From these studies Dr. Blaylock concluded that our resistance to these food based neurotoxins depends on several points. First, it depends on the condition of our brain’s protective blood-brain barrier. A compromised blood-brain barrier may allow too many neurotoxins (in the form of glutamates) into the brain causing damage. Second, it depends on the amount of dietary exposure to excitotoxins (such as exposure to MSG and to hydrolyzed vegetable protein). Excessive consumption of glutamates may have a tendency to overwhelm the body’s ability to deal with them. Third, it depends on the metabolic efficiency and the continuous availability of energy for normal cellular pumps to move glutamate from within cells to surrounding glial cells, which encase and supply energy to the neurons. Finally it depends on the presence of free radical scavengers (to remove the free radicals in the brain).

Dr. Blaylock then reports on the research of the effects of amphetamines (also known as “uppers”) on the nervous system, specifically on the similarity of the destruction of the same neurons as with Parkinson’s disease and in the same manner (overworking the neurons to death). He remarks that the ingestion of amphetamines and even the Parkinson’s drug L-DOPA (which is actually a mild excitotoxins and speeds up the disease) shows how the neurons can be chemically forced “on” until they die.

Dr. Blaylock concludes this chapter by presenting replies to a couple major objections presented in regards to the connection of the ingestion of excitotoxins and neurodegenerative diseases. The first objection is that if food toxins and additives were the cause of Parkinson’s disease why wouldn’t all of us eventually develop the disease? Dr. Blaylock’s reply is that first he is not suggesting that food additives are the “primary cause” of Parkinson’s disease or any other neurodegenerative disease. He points out that there is varying sensitivity to any toxin within any species of the same size and sex. He also states that the individual’s ability to pump out the glutamate varies with long term cellular pump condition and consistently available energy. He also points out that rate of Alzheimer’s disease between the ages of 65 and 74 is 3%, between the ages of 75 and 84 it rises to 18.7% and then soars to 47.2% after 85. This shows an age related vulnerability.

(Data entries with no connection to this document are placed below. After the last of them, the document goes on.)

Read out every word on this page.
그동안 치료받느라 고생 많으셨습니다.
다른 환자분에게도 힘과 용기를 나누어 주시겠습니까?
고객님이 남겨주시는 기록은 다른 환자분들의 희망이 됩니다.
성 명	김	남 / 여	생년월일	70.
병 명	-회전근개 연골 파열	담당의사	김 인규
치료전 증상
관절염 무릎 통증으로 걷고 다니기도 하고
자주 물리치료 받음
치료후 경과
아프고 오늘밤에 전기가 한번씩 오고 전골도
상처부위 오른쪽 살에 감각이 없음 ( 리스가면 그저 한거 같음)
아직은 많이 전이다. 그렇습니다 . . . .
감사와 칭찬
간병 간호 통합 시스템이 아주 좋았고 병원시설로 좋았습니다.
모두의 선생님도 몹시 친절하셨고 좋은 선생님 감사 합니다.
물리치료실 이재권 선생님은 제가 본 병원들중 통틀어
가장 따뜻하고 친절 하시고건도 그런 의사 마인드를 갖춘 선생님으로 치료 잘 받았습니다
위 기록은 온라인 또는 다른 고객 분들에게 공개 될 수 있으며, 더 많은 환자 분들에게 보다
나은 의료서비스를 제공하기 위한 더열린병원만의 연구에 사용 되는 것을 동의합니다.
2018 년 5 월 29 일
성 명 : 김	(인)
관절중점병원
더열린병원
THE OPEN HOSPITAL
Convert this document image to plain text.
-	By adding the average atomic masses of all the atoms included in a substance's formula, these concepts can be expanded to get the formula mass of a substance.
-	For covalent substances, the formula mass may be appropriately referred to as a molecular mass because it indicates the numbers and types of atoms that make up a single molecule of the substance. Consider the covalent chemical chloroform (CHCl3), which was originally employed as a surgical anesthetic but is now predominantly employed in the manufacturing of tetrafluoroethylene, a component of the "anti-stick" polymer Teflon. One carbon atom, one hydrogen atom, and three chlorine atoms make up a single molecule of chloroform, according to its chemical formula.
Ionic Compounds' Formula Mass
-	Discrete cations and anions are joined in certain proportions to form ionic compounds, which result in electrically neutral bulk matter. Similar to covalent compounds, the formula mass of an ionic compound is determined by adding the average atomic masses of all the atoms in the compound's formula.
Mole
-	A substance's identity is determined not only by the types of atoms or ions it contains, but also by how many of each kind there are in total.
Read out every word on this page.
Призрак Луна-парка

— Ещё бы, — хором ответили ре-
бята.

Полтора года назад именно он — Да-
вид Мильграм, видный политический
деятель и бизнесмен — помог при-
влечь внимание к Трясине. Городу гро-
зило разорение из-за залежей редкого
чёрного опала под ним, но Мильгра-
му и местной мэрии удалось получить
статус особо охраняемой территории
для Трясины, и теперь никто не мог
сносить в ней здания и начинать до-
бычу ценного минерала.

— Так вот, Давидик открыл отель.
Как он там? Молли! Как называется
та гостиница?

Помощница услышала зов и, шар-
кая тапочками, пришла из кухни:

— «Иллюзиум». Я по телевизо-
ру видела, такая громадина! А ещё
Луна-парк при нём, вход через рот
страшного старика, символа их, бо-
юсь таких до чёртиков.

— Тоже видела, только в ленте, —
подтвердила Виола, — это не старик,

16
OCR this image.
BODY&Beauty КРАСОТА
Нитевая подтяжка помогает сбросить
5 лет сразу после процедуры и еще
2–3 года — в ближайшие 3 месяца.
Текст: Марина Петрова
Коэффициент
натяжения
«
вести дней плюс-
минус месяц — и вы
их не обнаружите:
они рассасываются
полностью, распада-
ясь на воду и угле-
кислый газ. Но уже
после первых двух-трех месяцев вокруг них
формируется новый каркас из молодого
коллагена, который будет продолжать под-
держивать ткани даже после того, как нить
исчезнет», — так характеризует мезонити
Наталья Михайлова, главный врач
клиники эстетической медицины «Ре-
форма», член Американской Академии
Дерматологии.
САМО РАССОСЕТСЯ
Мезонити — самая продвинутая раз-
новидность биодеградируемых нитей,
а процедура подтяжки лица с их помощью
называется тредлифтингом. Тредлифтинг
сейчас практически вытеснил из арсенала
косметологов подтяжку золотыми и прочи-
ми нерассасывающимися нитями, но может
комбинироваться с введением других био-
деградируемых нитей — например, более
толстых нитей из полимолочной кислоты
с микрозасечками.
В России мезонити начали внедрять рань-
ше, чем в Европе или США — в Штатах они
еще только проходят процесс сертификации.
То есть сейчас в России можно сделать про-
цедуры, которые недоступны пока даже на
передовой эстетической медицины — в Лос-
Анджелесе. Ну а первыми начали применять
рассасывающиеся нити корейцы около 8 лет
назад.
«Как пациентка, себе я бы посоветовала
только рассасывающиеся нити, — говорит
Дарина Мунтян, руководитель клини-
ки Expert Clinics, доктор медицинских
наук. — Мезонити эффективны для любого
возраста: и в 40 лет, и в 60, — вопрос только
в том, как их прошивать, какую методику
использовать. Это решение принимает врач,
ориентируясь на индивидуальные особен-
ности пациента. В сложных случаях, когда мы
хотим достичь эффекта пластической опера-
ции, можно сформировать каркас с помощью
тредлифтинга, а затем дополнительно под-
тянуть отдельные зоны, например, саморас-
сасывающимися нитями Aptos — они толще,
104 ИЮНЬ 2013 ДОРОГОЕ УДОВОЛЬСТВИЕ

The second objection is that if large amounts of glutamate are consumed, the blood-brain barrier will keep the glutamate from entering the brain. His reply is that normally this is true. However, there are numerous conditions in which this barrier may be compromised allowing glutamate to enter such as with head injuries, viral and bacteria infections, hypertension, heavy metal exposure and elevated core body temperature. Dr. Blaylock points out that the most common reason for a breakdown in the barrier is a stroke.

What can one do to avoid this type of neural damage? Dr. Blaylock says that much of the damage is due to the release of free radicals. The most success comes from antioxidants such as vitamin E. L-leucine has been shown to improve neurological function also. Magnesium and zinc intake have also been shown to slow the progress of neurological diseases. However, the best benefit is gained when one avoids consuming “excitotoxins.” Dr. Blaylock points out in Appendix 1 other common food additives which have hidden sources of MSG. These include: Hydrolyzed Vegetable Protein, Hydrolyzed Plant Protein, Hydrolyzed Protein, Sodium Caseinate, Calcium Caseinate, Yeast Extract, Textured Protein, Autolyzed Yeast and Hydrolyzed Oat Flour. Some food additives may have MSG include: Malt Extract, Malt Flavoring, Bouillon, Broth, Stock, Flavoring, Natural Flavoring, Natural Beef or Chicken Flavorings and seasoning.